L'attività venatoria

La caccia

La caccia può avere conseguenze molto serie sulla biodiversità quando non viene accompagnata da un attento monitoraggio dello stato di salute delle popolazioni e quando non viene condotta nello scrupoloso rispetto delle regole, soprattutto di quelle che vietano qualsiasi forma di prelievo in periodo riproduttivo o durante la migrazione. 

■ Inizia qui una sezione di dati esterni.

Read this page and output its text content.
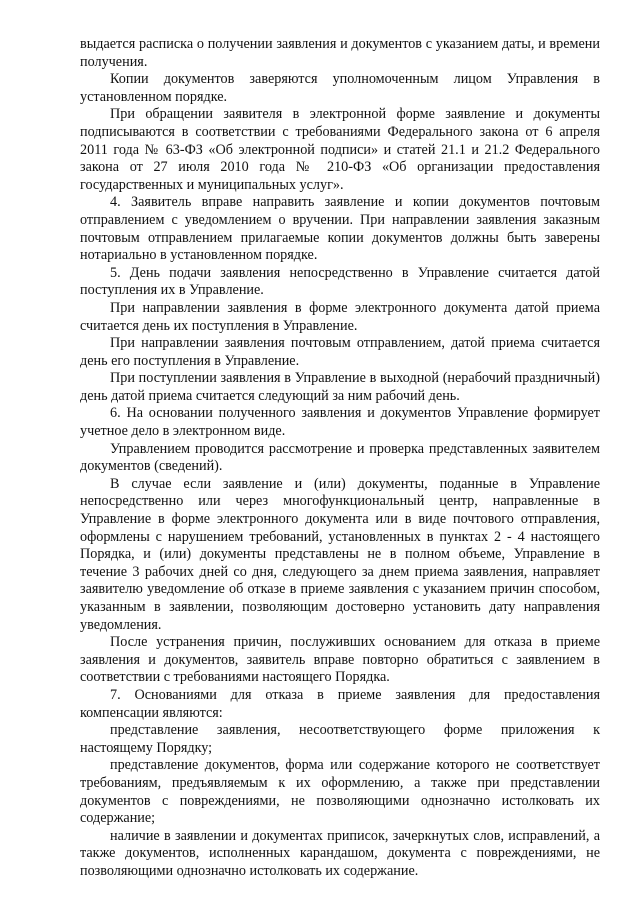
выдается расписка о получении заявления и документов с указанием даты, и времени получения.

Копии документов заверяются уполномоченным лицом Управления в установленном порядке.

При обращении заявителя в электронной форме заявление и документы подписываются в соответствии с требованиями Федерального закона от 6 апреля 2011 года № 63-ФЗ «Об электронной подписи» и статей 21.1 и 21.2 Федерального закона от 27 июля 2010 года № 210-ФЗ «Об организации предоставления государственных и муниципальных услуг».

4. Заявитель вправе направить заявление и копии документов почтовым отправлением с уведомлением о вручении. При направлении заявления заказным почтовым отправлением прилагаемые копии документов должны быть заверены нотариально в установленном порядке.

5. День подачи заявления непосредственно в Управление считается датой поступления их в Управление.

При направлении заявления в форме электронного документа датой приема считается день их поступления в Управление.

При направлении заявления почтовым отправлением, датой приема считается день его поступления в Управление.

При поступлении заявления в Управление в выходной (нерабочий праздничный) день датой приема считается следующий за ним рабочий день.

6. На основании полученного заявления и документов Управление формирует учетное дело в электронном виде.

Управлением проводится рассмотрение и проверка представленных заявителем документов (сведений).

В случае если заявление и (или) документы, поданные в Управление непосредственно или через многофункциональный центр, направленные в Управление в форме электронного документа или в виде почтового отправления, оформлены с нарушением требований, установленных в пунктах 2 - 4 настоящего Порядка, и (или) документы представлены не в полном объеме, Управление в течение 3 рабочих дней со дня, следующего за днем приема заявления, направляет заявителю уведомление об отказе в приеме заявления с указанием причин способом, указанным в заявлении, позволяющим достоверно установить дату направления уведомления.

После устранения причин, послуживших основанием для отказа в приеме заявления и документов, заявитель вправе повторно обратиться с заявлением в соответствии с требованиями настоящего Порядка.

7. Основаниями для отказа в приеме заявления для предоставления компенсации являются:

представление заявления, несоответствующего форме приложения к настоящему Порядку;

представление документов, форма или содержание которого не соответствует требованиям, предъявляемым к их оформлению, а также при представлении документов с повреждениями, не позволяющими однозначно истолковать их содержание;

наличие в заявлении и документах приписок, зачеркнутых слов, исправлений, а также документов, исполненных карандашом, документа с повреждениями, не позволяющими однозначно истолковать их содержание.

L'attività venatoria in Italia è regolata dalla legge n. 157 del 1992 "Norme per la protezione della fauna selvatica omeoterma e per il prelievo venatorio". Negli ultimi anni sono stati fatti importanti passi avanti per limitare l'impatto della caccia su molte specie della fauna italiana e oggi la situazione è scuramente più accettabile rispetto al passato, in particolare per quanto riguarda la caccia agli ungulati che nella zona Alpi e in Appennino è regolamentata in base ai censimenti delle popolazioni. Restano alcune situazoni da risolvere, in particolare la caccia alle specie migratrici dell'avifauna, che in molti casi si traduce in un prelievo eccessivo, non commisurato alle dimensioni delle popolazioni. Diverso il caso del bracconaggio, quindi tutte le forme di prelievo che per tempi, metodi e specie esulano da quanto consentito dalla normativa attuale e possono quindi configurarsi come illegali. 

Il bracconaggio

L’Italia continua a essere purtroppo interessata dal fenomeno del bracconaggio, cioè l’uccisione illegale di fauna selvatica; questa pratica non rispetta in nessun modo quanto previsto dalla Direttiva Uccelli e dalle norme nazionali.

“Bracconiere” (leggiamo questa definizione sul sito della Lipu) (foto P. Forconi-V. Dimartino) è chi spara a specie protette, chi caccia in tempi o in aree di divieto, chi lo fa con modalità e mezzi vietati, chi cattura e detiene illegalmente uccelli e altri animali protetti. Sarebbe ingiusto non riconoscere gli importanti passi avanti che, grazie all’impegno delle Forze dell’Ordine e alla collaborazione di volontari e associazioni ambientaliste, sono stati fatti nell’ambito del contrasto al fenomeno. Ma i bracconieri sono ancora troppi e in alcune aree d’Italia ancora particolarmente attivi; ne sono un esempio le centinaia di rapaci che vengono uccisi mentre tentano di attraversare lo Stretto di Messina. In provincia di Cagliari ogni anno tra i 300.000 e i 600.000 pettirossi, merli e tordi vengono cacciati illegalmente con reti e trappole; gli animali catturati sono venduti ai ristoranti della zona per la preparazione delle cosiddette “grive”, gli spiedini di uccelli.

Bracconiere (foto P. Forconi-V. Dimartino) 

Alcuni altri casi macroscopici permangono e sono fonte di preoccupazione per l'impatto che hanno su alcune popolazioni, ad esempio il bracconaggio con trappole a vischio per i passeriformi nelle regioni prealpine, in Sardegna e nelle piccole isole, il frequente abbattimento di grandi uccelli minacciati, l'impiego di tagliole e lacci per la caccia del cinghiale e dei mammiferi in genere.

 Molti volatili poi muoiono a causa del saturnismo (l’intossicazione provocata dall’ingestione dei pallini di piombo usati per la caccia) o per colpa dei bocconi avvelenati. Il fenomeno della persecuzione diretta rimane ancora, nel nostro paese, una delle minacce più gravi per alcune specie di animali.